(385w) Predicting Sequence-Dependent Polymer Properties Via Multiscale Simulations

• Simulations of synthetic and bio-based polymers
• Multiscale and hybrid modeling techniques
• High-throughput simulation and optimization workflows
• Predictive modeling to guide experimental design
• Data science and automation for materials discovery

Abstract:

Polymer synthesis has become increasingly precise, enabling the design of sequence-controlled materials with finely tunable properties. Among these, polypeptoids (N-substituted glycines) are a promising class of biomimetic polymers due to their synthetic scalability and vast range of customizable sidechain chemistries. However, this chemical diversity presents significant modeling challenges: structural datasets are scarce, and atomistic simulations are too computationally intensive to explore the full design space. To address this, we require predictive, physics-based tools that can bridge multiple length and time scales.

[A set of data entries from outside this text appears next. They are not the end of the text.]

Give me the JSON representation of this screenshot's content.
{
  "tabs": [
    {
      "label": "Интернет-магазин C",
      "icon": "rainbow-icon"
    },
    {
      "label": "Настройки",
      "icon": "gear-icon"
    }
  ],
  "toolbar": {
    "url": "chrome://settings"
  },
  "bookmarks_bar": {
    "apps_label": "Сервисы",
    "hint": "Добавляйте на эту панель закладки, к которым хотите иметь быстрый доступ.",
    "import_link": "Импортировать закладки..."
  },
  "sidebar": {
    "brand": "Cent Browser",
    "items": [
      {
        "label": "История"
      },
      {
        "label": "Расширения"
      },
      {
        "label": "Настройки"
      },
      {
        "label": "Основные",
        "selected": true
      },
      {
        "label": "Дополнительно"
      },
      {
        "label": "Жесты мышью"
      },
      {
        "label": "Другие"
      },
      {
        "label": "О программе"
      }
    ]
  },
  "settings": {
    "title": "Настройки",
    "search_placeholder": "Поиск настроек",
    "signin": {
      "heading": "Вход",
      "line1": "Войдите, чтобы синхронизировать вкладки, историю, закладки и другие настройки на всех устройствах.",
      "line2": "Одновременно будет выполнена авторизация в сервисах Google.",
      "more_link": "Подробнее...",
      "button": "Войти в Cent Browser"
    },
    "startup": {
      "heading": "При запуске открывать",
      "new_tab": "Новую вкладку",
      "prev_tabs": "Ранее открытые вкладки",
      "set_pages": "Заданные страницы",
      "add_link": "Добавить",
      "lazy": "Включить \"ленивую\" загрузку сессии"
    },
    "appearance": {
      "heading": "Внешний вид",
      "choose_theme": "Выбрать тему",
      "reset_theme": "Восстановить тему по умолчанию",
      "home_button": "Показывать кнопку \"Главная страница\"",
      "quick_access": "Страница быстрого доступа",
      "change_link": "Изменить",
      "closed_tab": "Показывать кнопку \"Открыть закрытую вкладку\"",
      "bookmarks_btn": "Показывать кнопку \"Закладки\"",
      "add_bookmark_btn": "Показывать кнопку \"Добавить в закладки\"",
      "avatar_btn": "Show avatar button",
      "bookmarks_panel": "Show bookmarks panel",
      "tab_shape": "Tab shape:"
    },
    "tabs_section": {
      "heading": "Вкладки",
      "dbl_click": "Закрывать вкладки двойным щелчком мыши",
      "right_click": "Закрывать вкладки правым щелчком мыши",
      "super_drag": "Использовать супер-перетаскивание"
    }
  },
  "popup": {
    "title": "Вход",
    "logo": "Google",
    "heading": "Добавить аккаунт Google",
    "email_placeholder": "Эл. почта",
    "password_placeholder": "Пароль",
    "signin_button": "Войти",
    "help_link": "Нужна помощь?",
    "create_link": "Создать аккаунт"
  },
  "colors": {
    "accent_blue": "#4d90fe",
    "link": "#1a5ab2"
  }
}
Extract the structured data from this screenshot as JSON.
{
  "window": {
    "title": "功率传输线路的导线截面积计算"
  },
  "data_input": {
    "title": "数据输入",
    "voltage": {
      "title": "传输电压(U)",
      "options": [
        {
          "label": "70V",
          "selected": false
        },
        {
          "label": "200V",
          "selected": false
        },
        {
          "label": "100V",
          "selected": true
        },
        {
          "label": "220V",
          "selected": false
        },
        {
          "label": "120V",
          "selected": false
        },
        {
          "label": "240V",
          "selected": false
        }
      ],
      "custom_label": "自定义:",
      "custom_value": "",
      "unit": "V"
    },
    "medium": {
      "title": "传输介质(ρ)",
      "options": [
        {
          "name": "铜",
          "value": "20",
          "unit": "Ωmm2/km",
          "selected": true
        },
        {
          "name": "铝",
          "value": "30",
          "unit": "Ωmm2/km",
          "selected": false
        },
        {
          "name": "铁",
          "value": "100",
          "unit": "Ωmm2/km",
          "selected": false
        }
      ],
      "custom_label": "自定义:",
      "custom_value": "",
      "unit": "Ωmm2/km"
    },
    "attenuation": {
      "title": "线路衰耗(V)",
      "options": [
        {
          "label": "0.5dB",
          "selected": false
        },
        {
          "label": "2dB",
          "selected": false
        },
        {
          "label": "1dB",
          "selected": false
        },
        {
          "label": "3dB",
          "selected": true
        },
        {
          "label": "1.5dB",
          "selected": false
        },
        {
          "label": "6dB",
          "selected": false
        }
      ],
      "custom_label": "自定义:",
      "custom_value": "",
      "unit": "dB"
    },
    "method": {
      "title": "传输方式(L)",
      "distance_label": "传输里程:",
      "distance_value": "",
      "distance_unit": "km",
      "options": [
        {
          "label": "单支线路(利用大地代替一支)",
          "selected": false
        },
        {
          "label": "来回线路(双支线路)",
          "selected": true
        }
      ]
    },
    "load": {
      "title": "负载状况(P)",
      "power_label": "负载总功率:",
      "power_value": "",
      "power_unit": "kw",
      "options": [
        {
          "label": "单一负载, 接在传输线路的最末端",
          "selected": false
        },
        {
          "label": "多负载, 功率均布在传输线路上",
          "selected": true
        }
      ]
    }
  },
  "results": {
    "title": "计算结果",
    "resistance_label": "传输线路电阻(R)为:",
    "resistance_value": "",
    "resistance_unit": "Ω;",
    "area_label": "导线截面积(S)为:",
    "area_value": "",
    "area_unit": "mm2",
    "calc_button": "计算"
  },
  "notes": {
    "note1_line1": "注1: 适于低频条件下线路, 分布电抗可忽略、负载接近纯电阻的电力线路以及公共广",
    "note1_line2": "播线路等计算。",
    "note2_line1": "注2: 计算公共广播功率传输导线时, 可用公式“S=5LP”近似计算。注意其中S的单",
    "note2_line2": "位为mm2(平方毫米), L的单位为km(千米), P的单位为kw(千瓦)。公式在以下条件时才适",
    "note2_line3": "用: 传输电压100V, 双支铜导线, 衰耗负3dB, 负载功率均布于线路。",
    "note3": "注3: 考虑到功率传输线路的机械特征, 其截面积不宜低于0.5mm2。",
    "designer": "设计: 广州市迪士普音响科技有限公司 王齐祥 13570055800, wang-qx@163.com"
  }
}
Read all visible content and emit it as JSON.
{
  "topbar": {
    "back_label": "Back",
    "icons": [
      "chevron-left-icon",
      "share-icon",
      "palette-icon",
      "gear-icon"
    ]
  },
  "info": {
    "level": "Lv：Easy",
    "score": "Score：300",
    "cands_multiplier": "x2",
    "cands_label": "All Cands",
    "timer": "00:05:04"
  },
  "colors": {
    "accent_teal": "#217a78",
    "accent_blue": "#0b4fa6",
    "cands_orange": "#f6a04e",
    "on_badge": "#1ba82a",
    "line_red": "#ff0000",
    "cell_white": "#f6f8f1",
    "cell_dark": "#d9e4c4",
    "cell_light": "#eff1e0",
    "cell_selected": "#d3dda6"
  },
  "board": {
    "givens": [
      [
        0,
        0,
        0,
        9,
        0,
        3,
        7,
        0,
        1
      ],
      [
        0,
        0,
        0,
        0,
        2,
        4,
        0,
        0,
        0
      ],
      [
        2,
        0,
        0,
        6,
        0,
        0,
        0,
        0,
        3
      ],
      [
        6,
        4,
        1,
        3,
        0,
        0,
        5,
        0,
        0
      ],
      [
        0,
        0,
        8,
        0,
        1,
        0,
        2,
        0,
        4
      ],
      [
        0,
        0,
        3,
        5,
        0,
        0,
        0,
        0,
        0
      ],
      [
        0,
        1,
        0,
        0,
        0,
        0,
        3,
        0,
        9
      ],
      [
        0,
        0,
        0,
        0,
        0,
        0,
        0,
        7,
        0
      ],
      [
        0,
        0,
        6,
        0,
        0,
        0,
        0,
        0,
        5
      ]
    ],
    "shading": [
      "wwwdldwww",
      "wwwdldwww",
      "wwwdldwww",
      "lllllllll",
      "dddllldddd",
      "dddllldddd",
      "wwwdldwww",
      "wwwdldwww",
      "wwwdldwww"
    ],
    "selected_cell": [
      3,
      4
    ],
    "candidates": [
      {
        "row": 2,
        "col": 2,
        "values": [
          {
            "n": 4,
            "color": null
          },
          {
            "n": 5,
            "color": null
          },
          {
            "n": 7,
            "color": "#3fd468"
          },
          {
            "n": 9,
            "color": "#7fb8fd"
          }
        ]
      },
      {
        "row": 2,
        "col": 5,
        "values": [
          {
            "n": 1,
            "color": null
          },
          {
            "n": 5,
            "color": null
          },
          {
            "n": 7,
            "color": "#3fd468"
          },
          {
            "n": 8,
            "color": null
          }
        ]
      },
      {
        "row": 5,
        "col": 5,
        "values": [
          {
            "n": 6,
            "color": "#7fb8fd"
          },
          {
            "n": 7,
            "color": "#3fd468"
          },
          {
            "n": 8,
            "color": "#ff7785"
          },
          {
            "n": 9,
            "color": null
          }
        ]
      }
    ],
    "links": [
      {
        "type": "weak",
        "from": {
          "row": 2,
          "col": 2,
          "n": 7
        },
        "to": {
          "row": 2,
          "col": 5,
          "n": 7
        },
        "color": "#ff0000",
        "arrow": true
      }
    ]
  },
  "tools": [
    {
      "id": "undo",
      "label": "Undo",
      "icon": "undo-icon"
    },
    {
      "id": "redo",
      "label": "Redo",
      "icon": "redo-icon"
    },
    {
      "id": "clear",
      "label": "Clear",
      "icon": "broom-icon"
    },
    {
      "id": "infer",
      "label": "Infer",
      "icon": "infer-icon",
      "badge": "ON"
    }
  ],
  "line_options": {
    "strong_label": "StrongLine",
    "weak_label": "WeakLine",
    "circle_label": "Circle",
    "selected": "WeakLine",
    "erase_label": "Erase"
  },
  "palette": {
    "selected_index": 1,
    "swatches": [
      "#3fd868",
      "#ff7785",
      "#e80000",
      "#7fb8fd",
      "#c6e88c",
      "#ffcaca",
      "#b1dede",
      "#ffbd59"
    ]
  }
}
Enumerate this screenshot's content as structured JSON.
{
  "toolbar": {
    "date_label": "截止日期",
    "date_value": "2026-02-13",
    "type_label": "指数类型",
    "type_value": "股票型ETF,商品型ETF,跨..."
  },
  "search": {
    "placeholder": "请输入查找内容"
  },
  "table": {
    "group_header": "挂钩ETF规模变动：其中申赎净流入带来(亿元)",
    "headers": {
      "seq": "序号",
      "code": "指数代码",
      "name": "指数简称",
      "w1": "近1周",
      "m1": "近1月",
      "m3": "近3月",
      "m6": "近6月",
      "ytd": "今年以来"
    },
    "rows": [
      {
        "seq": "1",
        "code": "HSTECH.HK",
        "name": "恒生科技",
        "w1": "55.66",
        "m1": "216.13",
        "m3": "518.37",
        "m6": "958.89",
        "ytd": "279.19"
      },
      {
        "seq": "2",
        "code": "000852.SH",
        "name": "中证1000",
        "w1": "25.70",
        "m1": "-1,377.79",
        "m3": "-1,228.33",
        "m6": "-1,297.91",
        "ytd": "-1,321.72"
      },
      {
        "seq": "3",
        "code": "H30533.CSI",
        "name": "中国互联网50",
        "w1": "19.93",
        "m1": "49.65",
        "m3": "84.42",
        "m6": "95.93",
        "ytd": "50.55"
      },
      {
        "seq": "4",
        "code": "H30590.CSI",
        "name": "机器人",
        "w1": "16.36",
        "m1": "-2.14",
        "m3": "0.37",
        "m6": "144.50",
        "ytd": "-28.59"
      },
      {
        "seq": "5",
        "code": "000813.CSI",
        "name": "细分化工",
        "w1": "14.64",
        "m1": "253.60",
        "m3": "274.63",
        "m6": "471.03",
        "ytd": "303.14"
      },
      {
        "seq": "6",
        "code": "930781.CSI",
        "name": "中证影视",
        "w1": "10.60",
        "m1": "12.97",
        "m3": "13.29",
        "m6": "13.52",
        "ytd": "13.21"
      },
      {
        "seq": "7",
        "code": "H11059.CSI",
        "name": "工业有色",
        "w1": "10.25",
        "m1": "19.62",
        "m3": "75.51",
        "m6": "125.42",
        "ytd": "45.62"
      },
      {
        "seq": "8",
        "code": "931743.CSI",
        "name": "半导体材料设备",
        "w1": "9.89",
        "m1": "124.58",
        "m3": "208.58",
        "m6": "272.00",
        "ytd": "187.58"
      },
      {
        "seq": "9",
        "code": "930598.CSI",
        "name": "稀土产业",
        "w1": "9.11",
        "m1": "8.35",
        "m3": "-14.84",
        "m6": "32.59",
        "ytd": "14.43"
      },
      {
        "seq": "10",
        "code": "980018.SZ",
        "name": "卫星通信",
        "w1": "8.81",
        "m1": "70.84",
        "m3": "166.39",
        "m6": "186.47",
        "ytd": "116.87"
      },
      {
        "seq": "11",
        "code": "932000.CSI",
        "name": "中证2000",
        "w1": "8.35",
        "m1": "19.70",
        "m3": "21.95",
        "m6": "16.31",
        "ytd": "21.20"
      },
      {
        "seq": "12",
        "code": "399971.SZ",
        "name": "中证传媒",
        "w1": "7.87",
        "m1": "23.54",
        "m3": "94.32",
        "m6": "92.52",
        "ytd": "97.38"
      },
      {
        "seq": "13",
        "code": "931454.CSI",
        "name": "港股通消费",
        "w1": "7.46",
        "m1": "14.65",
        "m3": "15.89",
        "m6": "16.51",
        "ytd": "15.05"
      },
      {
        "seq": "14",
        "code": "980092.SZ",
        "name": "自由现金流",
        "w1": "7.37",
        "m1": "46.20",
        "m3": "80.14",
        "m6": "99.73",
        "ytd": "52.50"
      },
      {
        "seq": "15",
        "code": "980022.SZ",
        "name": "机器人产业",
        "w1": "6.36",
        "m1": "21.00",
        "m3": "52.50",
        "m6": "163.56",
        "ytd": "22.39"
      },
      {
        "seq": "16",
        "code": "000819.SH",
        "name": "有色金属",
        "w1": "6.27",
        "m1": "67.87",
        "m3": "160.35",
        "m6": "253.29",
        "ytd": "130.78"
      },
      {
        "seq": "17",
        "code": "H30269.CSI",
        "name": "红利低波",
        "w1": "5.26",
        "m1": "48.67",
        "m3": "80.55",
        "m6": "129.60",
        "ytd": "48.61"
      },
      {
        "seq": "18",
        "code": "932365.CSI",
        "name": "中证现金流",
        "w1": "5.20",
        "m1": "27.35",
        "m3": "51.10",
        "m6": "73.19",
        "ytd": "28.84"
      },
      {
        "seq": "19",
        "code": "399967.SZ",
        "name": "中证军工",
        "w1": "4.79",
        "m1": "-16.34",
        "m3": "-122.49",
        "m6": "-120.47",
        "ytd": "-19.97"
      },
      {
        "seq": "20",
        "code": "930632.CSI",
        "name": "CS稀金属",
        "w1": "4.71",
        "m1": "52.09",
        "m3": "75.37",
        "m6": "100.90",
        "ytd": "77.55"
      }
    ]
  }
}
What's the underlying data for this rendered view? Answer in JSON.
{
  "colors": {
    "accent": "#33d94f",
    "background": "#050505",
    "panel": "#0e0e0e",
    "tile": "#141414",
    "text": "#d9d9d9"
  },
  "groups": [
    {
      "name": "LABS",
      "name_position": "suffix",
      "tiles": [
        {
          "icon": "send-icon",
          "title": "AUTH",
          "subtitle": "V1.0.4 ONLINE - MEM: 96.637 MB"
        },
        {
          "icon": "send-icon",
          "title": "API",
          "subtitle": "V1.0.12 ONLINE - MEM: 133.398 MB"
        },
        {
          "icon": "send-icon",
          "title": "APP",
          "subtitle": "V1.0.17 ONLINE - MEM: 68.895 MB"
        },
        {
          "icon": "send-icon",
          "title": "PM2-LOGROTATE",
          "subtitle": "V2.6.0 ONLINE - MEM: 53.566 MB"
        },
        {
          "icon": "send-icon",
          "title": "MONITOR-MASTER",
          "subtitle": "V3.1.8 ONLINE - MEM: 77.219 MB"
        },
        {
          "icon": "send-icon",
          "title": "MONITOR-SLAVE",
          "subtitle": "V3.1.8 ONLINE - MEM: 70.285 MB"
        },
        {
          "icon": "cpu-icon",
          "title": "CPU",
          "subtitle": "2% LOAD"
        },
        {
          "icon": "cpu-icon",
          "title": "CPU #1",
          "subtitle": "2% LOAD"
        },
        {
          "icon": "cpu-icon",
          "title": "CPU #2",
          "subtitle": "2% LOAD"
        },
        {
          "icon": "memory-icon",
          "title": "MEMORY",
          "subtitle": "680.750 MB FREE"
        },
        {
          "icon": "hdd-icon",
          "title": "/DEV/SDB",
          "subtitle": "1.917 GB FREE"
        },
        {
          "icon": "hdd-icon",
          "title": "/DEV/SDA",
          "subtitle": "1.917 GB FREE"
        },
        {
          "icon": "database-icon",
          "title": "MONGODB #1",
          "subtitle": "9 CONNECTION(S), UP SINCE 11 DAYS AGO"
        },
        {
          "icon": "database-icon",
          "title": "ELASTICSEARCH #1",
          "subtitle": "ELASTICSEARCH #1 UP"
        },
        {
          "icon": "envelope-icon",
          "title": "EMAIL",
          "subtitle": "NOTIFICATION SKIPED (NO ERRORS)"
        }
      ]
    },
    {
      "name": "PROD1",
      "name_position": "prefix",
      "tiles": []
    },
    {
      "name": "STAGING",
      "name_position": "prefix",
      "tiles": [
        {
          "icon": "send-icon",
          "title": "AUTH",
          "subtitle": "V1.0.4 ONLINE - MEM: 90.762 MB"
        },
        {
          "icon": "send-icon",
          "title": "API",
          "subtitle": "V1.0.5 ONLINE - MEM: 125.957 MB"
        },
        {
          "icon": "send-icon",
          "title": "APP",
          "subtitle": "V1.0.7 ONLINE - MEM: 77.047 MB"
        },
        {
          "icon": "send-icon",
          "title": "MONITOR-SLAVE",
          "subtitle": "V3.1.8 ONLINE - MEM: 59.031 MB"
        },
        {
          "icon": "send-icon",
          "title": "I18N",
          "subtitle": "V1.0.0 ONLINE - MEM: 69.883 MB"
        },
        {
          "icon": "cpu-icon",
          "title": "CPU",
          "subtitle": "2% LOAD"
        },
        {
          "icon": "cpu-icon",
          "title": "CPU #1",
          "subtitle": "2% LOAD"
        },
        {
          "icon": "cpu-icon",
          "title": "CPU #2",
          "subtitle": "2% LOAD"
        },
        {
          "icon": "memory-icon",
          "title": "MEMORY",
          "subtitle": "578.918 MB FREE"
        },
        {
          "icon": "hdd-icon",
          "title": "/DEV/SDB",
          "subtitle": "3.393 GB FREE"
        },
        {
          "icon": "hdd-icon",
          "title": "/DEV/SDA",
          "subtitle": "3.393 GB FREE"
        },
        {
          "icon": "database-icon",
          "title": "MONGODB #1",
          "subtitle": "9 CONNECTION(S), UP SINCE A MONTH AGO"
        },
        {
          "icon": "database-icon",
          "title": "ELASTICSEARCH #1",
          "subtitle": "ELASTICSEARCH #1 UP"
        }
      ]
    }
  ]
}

In this work, I present a multiscale modeling framework for sequence-defined polypeptoids that integrates atomistic simulations, coarse-grained (CG) models, and field-theoretic methods. Atomistic simulations reveal how features such as hydrophobic patterning and backbone chirality influence local solvation and chain rigidity. These atomistic insights guide the development of a CG model using relative entropy optimization, reducing simulation time by more than 150-fold while preserving sequence-specific behavior. This computational efficiency enables rapid exploration of longer chains and assembly behavior across many sequences. I am now expanding this multi-scale modeling approach to a field-theoretic framework that can rapidly predict sequence-dependent solubility. These findings expand our understanding of sequence-dependent behavior in polymers across longer length scales and offer new strategies for using sequence to design materials with tailored solubility and performance.

Broadly, I’m interested in applying multiscale and hybrid computational techniques across both synthetic and bio-derived polymer systems to accelerate materials discovery. My work integrates molecular simulation, statistical methods, and experimental collaboration to develop predictive, design-ready tools for real-world material challenges.